Evanston issues general obligation bonds “like Kleenex,” 6th Ward resident Mike Vasilko claimed at a 6th and 7th Ward meeting Thursday evening as he voiced doubts about the need for 11 new positions the City Council voted this week to add to the 2022 budget.

But Ald. Eleanor Revelle (7th) said she believed filling the vacant positions is very important.

City workers, she said, are “really stressed” and having to take on too many different jobs to fill in. “I don’t think that’s sustainable in the long term,” added Revelle, who voted in favor of the new budget at Monday’s Council meeting.

She said she’s been deluged with emails from residents frustrated by how long it takes to get a building permit, and adding three new positions to handle permits and buying new permit-processing software will be very important to meet homeowners’ expectations.

Tom Suffredin.

Ald. Tom Suffredin (6th), though he voted against the proposed budget Monday, said he supported the additional staffing. He said he’s gotten complaints from people asking “for pretty simple tree trimming requests” who aren’t getting a response from the city.
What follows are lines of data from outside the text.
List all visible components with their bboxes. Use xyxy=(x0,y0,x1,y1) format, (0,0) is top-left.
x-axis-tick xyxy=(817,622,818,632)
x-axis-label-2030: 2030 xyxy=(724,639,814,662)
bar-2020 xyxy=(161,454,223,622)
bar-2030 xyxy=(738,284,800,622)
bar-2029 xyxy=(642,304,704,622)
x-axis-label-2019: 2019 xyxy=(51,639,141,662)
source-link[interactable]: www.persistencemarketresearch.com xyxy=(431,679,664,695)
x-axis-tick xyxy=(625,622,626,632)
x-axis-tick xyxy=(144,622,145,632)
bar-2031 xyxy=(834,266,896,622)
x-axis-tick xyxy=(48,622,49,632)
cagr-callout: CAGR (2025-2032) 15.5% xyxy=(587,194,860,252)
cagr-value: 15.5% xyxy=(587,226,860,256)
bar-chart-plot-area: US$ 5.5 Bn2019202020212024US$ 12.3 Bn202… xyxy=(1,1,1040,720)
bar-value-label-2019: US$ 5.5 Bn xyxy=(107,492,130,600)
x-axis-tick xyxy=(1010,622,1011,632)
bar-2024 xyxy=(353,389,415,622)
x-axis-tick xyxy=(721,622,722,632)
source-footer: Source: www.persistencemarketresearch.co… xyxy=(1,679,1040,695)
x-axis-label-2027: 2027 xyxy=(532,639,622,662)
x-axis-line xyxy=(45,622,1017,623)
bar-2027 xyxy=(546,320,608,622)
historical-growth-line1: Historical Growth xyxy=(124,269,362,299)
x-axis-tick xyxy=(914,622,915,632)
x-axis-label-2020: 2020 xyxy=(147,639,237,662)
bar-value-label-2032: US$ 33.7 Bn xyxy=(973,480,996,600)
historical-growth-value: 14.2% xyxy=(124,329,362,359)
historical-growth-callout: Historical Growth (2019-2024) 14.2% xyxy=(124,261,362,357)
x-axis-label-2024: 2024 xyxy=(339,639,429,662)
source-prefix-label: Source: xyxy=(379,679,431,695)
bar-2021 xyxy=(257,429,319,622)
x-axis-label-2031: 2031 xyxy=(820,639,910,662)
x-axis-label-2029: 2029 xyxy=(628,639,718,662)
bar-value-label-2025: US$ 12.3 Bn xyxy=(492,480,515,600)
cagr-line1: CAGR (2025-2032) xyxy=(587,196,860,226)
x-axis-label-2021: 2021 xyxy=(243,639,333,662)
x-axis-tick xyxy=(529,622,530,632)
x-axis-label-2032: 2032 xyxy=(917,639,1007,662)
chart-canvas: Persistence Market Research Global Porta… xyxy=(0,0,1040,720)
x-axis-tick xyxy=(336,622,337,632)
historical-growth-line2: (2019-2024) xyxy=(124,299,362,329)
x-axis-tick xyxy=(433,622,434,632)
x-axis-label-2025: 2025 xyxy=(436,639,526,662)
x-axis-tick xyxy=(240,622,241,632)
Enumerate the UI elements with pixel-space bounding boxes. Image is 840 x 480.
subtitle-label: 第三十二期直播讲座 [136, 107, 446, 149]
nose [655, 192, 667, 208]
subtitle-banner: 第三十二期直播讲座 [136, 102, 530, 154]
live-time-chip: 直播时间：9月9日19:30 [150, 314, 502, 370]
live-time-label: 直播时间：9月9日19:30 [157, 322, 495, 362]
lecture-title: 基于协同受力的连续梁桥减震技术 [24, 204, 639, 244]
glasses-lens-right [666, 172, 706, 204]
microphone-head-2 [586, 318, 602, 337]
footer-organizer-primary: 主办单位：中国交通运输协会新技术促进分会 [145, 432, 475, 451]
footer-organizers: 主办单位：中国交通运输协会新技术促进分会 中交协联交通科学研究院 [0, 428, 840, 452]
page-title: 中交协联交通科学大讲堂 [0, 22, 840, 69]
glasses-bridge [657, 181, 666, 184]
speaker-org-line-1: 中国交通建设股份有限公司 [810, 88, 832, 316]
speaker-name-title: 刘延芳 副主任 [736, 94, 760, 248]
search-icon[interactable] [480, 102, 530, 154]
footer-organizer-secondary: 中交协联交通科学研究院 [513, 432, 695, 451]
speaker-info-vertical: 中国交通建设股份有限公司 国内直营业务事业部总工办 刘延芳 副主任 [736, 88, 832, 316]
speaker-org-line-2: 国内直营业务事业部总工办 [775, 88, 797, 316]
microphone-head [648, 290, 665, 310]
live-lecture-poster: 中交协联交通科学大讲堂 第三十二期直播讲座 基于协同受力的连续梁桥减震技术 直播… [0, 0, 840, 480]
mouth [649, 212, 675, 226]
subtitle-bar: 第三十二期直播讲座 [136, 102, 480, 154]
The city’s human resources unit needs to be rebuilt, Suffredin added, and the new Crown Community Center hasn’t been appropriately staffed. All those areas will see more staffing under the revised budget.

Interim City Manager Kelley Gandurski said, “I’m not one to staff up big government and run up the taxpayers’ bill.”

But, she said, inadequate levels of staffing create inefficiencies that also cost taxpayers money. “It leads to mistakes, and burnout, and just not getting things done.”

Yvi Russell.

Yvi Russell, a 7th Ward resident, argued that city salaries are too high — disproportionate with the rest of the country.

But Gandurski said that the city has to follow its union contracts, and “union workers tend to make more.”

She said Evanston’s salaries are on par with other municipalities, but that she’s asking HR to do a comparison study citywide to determine if salaries are appropriate for the work each employee is doing and their job titles.

Vasilko also claimed that the budget process was being “rushed through, so the door could be slammed shut by Thanksgiving” and that people weren’t getting answers to questions they raise.

“Citizens have been stonewalled since the new Council took their seats,” Vasilko added.

The city’s chief financial officer, Hitesh Desai, said it had always been the goal, as it has been for many years, to have the budget done by Thanksgiving and that the staff had prepared dozens of budget memos to respond to questions raised about the spending plans since the proposed budget was initially released on Oct. 11.

Gandurski said discussions about the budget — and the $43 million in federal American Rescue Plan Act funds the city is receiving that will fund much of next year’s spending increase — have been underway “since June or July.”

The City Council is scheduled to take final action on the budget at its meeting on Monday, Nov. 22.

Bill Smith is the editor and publisher of Evanston Now.